Recuerdo las muchas veces que el Universo ha tratado de impedirme hacer algo que yo quería hacer de todos modos. No importa cuántos obstáculos pusieran en mi camino, yo seguía adelante, decidida a triunfar a toda costa. Y pagaba el precio en tiempo, energía y dolor. ¿Por qué no veía las pistas por lo que eran, advertencias de que el camino en el que estaba no era el mejor para mí? ¿Qué me hacía seguir adelante con mis planes, decidida a atravesar cualquier cosa que estuviera delante de mí, sin importar lo que costara (y a veces costaba mucho)? El teléfono de las pistas suena a menudo en mi vida y yo no contesto porque no quiero oír los mensajes, pero he aprendido a escuchar y luego esperar más información, ya que el teléfono de las pistas siempre me dice exactamente lo que necesito escuchar.

Creo que ser Aries tiene algo que ver con eso – yo puedo ser muy terca, pero también había un elemento de temor. ¿Qué tal si no hubiera nada más allá de lo que yo veía como mi única opción? Si esto no funcionara, tendría que empezar de nuevo. Así que cuando el teléfono de las pistas empezaba a sonar, en forma de eventos, situaciones, señales e indicios de todas partes, yo sólo fingía ser sorda y ciega y los ignoraba.

Una situación se destaca en mi mente como un gran ejemplo de esto. Yo quería trabajar para una empresa y había conseguido contactar al director general y conseguir una entrevista. Ésta era una empresa con tecnología de punta que yo admiraba y respetaba y realmente quería este trabajo. Así que tuve la entrevista con el director y el jefe del departamento en el que estaría trabajando. El director quedó impresionado, pero el otro hombre estaba un poco nervioso porque yo tenía más experiencia y estaba más capacitada que él. Me di cuenta de que él me miraba y pude notar que se sentía muy incómodo. (Pista número 1)

Pero dado que había impresionado al director general, yo estaba segura de que tenía el trabajo. Así que seguí en contacto y esperé a que llegara la carta con la oferta. Mientras tanto, tuve varias otras ofertas de entrevistas, pero las rechacé porque sabía que iba a conseguir este trabajo. Cuando llamaba a la oficina del jefe de departamento nunca estaba y nunca me devolvía las llamadas (Pista número 2). Entonces llamé al director y él me dijo que estaba fuera de sus manos, dependía del jefe de departamento (así que no me iba a apoyar, Pista número 3).

Yo tenía un software que era producido por esta compañía y un día, un mes después de mi entrevista y después de hacer otra llamada a la compañía, abrí el cajón de mi escritorio para sacar el CD del producto y estaba partido por la mitad.

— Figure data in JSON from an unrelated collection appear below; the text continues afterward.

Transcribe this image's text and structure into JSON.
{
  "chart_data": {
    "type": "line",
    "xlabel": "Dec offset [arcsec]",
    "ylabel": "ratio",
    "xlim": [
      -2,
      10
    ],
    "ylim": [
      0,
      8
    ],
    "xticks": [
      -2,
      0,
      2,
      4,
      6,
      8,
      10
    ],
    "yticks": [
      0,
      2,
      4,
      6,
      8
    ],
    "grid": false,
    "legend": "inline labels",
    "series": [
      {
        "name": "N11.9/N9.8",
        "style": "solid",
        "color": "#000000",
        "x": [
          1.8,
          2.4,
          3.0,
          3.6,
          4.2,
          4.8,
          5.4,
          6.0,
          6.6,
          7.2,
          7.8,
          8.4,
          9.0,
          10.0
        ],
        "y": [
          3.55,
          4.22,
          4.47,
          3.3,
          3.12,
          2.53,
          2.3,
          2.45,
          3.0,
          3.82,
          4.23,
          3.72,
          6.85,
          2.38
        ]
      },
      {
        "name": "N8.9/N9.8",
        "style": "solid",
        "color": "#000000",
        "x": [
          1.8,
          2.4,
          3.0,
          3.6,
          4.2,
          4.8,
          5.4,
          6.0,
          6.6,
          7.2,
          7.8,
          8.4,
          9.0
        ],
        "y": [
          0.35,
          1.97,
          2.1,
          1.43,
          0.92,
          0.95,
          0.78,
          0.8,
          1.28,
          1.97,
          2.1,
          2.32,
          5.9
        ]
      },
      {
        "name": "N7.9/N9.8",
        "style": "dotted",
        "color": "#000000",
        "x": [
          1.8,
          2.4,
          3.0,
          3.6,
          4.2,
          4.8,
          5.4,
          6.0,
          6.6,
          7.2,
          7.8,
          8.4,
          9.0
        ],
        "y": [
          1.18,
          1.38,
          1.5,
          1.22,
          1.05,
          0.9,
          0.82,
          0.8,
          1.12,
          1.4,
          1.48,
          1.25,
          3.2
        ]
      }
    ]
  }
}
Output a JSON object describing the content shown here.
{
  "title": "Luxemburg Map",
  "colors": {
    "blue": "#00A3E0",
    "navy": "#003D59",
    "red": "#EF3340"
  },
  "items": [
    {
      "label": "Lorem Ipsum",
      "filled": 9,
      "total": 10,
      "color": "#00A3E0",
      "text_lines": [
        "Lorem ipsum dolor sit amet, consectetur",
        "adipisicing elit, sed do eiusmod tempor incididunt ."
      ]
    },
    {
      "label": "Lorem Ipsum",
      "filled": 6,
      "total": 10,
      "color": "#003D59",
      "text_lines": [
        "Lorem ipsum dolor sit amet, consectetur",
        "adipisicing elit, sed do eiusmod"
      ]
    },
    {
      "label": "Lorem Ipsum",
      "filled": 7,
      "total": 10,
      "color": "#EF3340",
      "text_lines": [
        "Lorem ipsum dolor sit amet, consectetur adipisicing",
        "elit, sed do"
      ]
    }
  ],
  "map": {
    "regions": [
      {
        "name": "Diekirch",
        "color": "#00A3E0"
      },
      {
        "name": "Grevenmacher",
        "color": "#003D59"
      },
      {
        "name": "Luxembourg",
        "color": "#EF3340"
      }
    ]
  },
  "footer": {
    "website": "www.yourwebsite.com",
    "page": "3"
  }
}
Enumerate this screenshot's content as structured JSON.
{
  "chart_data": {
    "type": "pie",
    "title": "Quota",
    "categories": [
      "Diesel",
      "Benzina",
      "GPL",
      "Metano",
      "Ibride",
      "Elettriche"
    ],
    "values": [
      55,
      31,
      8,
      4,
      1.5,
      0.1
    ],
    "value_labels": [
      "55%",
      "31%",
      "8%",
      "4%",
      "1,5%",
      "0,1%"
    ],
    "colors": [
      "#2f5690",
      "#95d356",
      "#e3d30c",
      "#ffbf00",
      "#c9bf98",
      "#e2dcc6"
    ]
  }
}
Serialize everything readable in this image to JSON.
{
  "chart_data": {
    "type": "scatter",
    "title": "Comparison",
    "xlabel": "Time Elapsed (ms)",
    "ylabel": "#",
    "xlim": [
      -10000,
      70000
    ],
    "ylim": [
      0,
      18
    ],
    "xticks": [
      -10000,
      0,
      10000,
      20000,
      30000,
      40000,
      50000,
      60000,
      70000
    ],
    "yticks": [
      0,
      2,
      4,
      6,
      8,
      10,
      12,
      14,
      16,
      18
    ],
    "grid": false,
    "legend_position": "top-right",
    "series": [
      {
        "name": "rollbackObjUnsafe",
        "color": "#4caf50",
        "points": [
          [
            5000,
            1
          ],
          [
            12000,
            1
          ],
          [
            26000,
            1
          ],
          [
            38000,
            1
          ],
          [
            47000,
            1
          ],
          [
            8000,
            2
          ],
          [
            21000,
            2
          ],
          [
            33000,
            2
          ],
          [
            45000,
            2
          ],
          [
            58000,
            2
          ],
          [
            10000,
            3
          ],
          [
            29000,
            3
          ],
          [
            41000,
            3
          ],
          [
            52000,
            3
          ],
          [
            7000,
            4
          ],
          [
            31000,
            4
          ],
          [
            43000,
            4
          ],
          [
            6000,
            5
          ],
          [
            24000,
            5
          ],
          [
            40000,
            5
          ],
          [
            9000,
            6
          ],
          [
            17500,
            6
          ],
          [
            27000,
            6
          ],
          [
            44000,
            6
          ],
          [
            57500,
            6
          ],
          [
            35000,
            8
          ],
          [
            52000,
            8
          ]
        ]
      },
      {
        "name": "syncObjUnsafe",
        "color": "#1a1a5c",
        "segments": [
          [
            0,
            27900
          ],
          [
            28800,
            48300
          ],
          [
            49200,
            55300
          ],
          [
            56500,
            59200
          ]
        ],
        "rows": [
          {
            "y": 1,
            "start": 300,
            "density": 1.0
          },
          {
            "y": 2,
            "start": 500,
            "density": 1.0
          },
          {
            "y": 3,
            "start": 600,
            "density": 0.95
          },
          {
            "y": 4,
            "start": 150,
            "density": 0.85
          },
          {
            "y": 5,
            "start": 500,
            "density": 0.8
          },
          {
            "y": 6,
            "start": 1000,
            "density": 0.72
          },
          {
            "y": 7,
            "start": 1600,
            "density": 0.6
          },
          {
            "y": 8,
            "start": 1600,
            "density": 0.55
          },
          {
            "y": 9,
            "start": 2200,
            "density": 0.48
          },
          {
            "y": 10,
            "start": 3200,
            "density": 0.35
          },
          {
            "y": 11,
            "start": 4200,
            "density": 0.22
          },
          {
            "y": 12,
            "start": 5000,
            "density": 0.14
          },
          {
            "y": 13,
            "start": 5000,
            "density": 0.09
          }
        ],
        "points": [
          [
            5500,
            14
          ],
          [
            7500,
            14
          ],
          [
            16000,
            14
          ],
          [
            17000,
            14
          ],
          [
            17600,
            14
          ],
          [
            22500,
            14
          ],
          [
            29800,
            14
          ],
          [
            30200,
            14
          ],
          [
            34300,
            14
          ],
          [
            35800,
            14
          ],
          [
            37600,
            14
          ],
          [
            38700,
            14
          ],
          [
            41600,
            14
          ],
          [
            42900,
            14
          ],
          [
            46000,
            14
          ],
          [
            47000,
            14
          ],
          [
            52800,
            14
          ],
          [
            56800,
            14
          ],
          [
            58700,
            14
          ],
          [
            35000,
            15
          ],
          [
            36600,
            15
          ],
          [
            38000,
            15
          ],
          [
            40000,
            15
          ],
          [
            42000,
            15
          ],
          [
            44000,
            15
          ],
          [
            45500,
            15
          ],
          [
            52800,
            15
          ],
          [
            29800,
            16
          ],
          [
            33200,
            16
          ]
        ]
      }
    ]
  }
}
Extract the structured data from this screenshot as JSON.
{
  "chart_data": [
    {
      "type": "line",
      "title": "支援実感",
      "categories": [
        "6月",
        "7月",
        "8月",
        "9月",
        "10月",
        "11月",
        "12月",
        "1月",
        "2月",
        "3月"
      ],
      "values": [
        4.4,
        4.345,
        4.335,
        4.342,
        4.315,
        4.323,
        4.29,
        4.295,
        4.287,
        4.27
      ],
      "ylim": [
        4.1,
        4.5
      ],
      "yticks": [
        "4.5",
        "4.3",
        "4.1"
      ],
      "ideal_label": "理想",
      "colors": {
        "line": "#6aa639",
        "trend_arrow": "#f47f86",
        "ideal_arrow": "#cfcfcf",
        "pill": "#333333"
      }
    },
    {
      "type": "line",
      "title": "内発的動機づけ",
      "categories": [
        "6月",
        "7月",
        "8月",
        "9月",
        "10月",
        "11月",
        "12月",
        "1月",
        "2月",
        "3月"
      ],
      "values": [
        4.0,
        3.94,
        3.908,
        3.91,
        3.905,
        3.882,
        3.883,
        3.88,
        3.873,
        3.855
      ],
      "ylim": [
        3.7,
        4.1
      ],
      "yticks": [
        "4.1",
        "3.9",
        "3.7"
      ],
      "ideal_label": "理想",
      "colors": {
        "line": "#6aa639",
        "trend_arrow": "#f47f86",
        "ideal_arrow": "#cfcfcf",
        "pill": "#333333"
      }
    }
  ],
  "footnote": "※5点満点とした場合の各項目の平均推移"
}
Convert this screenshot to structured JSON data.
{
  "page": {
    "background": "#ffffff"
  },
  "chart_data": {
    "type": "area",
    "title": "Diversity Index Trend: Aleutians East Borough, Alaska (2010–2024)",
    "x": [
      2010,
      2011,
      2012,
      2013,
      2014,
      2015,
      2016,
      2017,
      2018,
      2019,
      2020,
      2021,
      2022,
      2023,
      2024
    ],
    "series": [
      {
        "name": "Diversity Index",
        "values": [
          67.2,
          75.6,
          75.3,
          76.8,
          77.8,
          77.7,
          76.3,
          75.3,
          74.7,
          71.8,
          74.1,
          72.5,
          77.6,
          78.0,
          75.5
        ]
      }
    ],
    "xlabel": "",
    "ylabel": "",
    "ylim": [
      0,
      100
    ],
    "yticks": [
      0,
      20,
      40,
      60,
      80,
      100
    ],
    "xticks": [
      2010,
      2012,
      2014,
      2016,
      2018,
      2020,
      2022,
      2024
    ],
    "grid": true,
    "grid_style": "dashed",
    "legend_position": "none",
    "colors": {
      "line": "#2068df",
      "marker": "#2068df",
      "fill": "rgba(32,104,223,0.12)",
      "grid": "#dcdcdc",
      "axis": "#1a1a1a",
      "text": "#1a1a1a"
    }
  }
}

Cómo pasó eso es un misterio porque siempre mantuve el CD en el cajón, junto con los demás y era el único que se había roto. (Pista número 4). Así que llamé a la compañía, que quedaba en mi ciudad, para pedir un reemplazo y me dijeron que podía pasar recogiendo uno.

Conduje hasta la oficina y caminé hacia la puerta y no se abría. La recepcionista trató de dejarme entrar apretando el botón varias veces pero la puerta estaba atascada. Finalmente se levantó para abrirme la puerta y tampoco pudo abrirla (Pista número 5). Yo estaba tratando de jalarla desde afuera, ella estaba empujándola desde adentro y simplemente no se abría. Después de varios intentos (ella dijo que eso nunca había sucedido antes) la puerta.